EDUCATION

Education chiefs 'need to plan ahead

Kissanapong Kirtikara


Deck vocational training and skills needed for people outside formal education system.

Thailand's education system will undergo a big change in coming decades, when the number of students is expected to drop significantly due to lower birth rates. Given this, the country's productivity is expected to depend largely on how the system is revised to improve knowledge and skills among nonstudents or the "non age group", an academic said.

Kissanapong Kirtikara, an adviser to King Mongkut's University of Technology and a former secretary general of the Higher Education Commission, said at a conference on "Education for the World of Work", that Thailand had 42 million workers. But most lack further education after leaving educational institutions, although they were the backbone of the country's development.

The speech, given at the 5th World Teachers' Day in Thailand at Impact, Muang Thong Thani, which ran for three days till Saturday, also highlighted the importance of training for the "nonage" group.

"Our education system has been geared towards those of learning age, better known in the education world as the 'age group'. We have ignored the 'nonage group' though they need higher expertise to support the entire economy. But after leaving schools, they never receive any training," Kissanapong said.

"Due to the lower birth rate, while the number of students in primary and junior high school levels will drop, the number of students in the senior high school level will rise. However, this too will decline in a matter of 10 years.

"The government needs to overhaul their education mission," he said. "We need to address a question, if the 'age group' number drops from 19 million now to 12 million in the next 20 years."

He urged the government to seek cooperation with the private sector to formulate a new policy to retain and "retool" people from outside the formal education system (the "nonage" group).

He also referred to statistics that show as many as 62 per cent of the country's 42 million workers finish school with a leaving certificate below Grade 9.

Kissanapong said educating the "nonage group" did not mean all would be encouraged to undertake bachelor or master's degrees, but they needed vocational training or a mechanism to equip them with more knowledge and skills.

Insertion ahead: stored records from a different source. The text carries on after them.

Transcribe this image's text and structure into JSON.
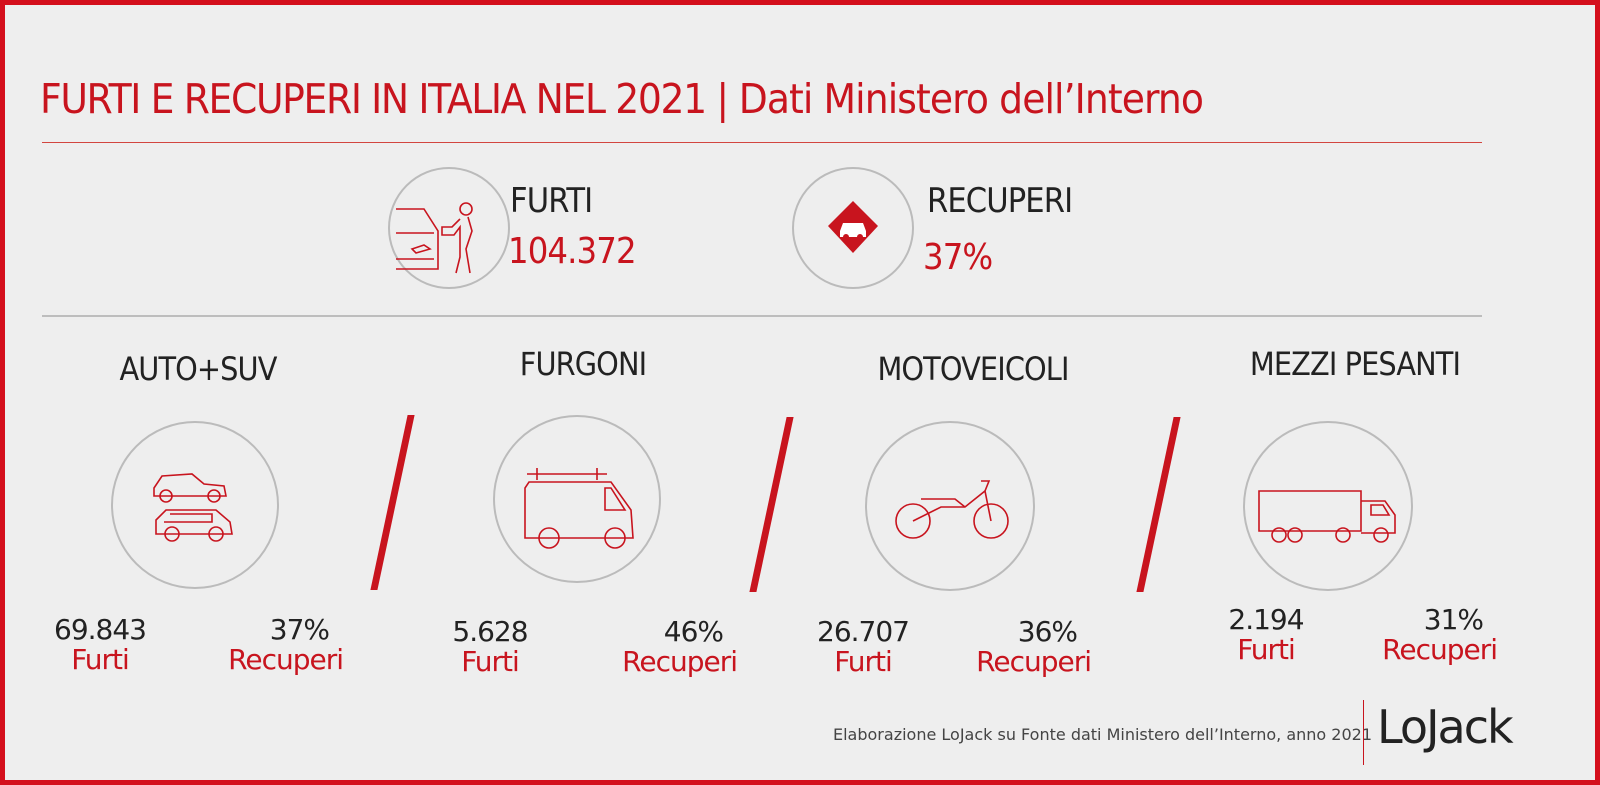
{
  "header": {
    "title": "FURTI E RECUPERI IN ITALIA NEL 2021",
    "separator": "|",
    "subtitle": "Dati Ministero dell’Interno"
  },
  "summary": {
    "furti": {
      "label": "FURTI",
      "value": "104.372",
      "icon": "car-thief-icon"
    },
    "recuperi": {
      "label": "RECUPERI",
      "value": "37%",
      "icon": "location-pin-car-icon"
    }
  },
  "categories": [
    {
      "name": "AUTO+SUV",
      "icon": "car-suv-icon",
      "furti": "69.843",
      "furti_label": "Furti",
      "recuperi": "37%",
      "recuperi_label": "Recuperi"
    },
    {
      "name": "FURGONI",
      "icon": "van-icon",
      "furti": "5.628",
      "furti_label": "Furti",
      "recuperi": "46%",
      "recuperi_label": "Recuperi"
    },
    {
      "name": "MOTOVEICOLI",
      "icon": "motorcycle-icon",
      "furti": "26.707",
      "furti_label": "Furti",
      "recuperi": "36%",
      "recuperi_label": "Recuperi"
    },
    {
      "name": "MEZZI PESANTI",
      "icon": "truck-icon",
      "furti": "2.194",
      "furti_label": "Furti",
      "recuperi": "31%",
      "recuperi_label": "Recuperi"
    }
  ],
  "footer": {
    "source": "Elaborazione LoJack su Fonte dati Ministero dell’Interno, anno 2021",
    "logo": "LoJack"
  },
  "colors": {
    "accent": "#c8141e",
    "background": "#eeeeee",
    "text": "#222222"
  }
}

For example, a farmer who does construction work after the harvest could be trained in engineering techniques. If the government looked forward and formulated a national policy, private institutions could design the tutorial courses.

"These would draw new input from private institutions wanting to improve the 'nonage group's productivity," he said. "This would also ensure that all will have a job."

He noted that basic education up to Grade 12 was not enough for today's workers, as they could not get jobs with just basic knowledge. Some students borrowed funds from the state to pursue higher education, but even with higher degrees, they could not find jobs.

"Teachers will need to adapt themselves to the New World. We just can't teach what's in textbooks, as new generation students are way beyond us. Students now expect more knowledge from outside the classroom, and the knowledge must show a link to their lives.

"Importantly, students could help to design courses. They won't just sit idly and consume. 

"Both teachers and students' concept of learning should be geared towards 'lifelong and lifewide learning', as workers in the future will require an integration of cross knowledge and a convergence of disciplines. We have already witnessed the convergence of bioscience, agriculture, and engineering when it comes to alternative fuel, for instance," he said.

Dr Kasem Wattanachai, a Privy Councillor and former Education minister, said it was a teacher's duty to understand all students, to equip them with the best "tools" and educate them in a good environment.

Teachers should not be lured by academic positions, but the quality of education. Meanwhile, to ensure all get jobs after graduation, parents must also take part. Youths needed to be assigned to be responsible for something, or they wouldn't know how to adapt to working life.

He referred to company executive who was stunned by the laziness of a trainee from a university. The executive said he would never admit trainees from the university again.

"It's a big gap in understanding between educational institutions and employees. This must be sorted out and the university must also put this straight to students. The universities should not be alone in training the students .. one day they will enter the real world. We must start with ourselves."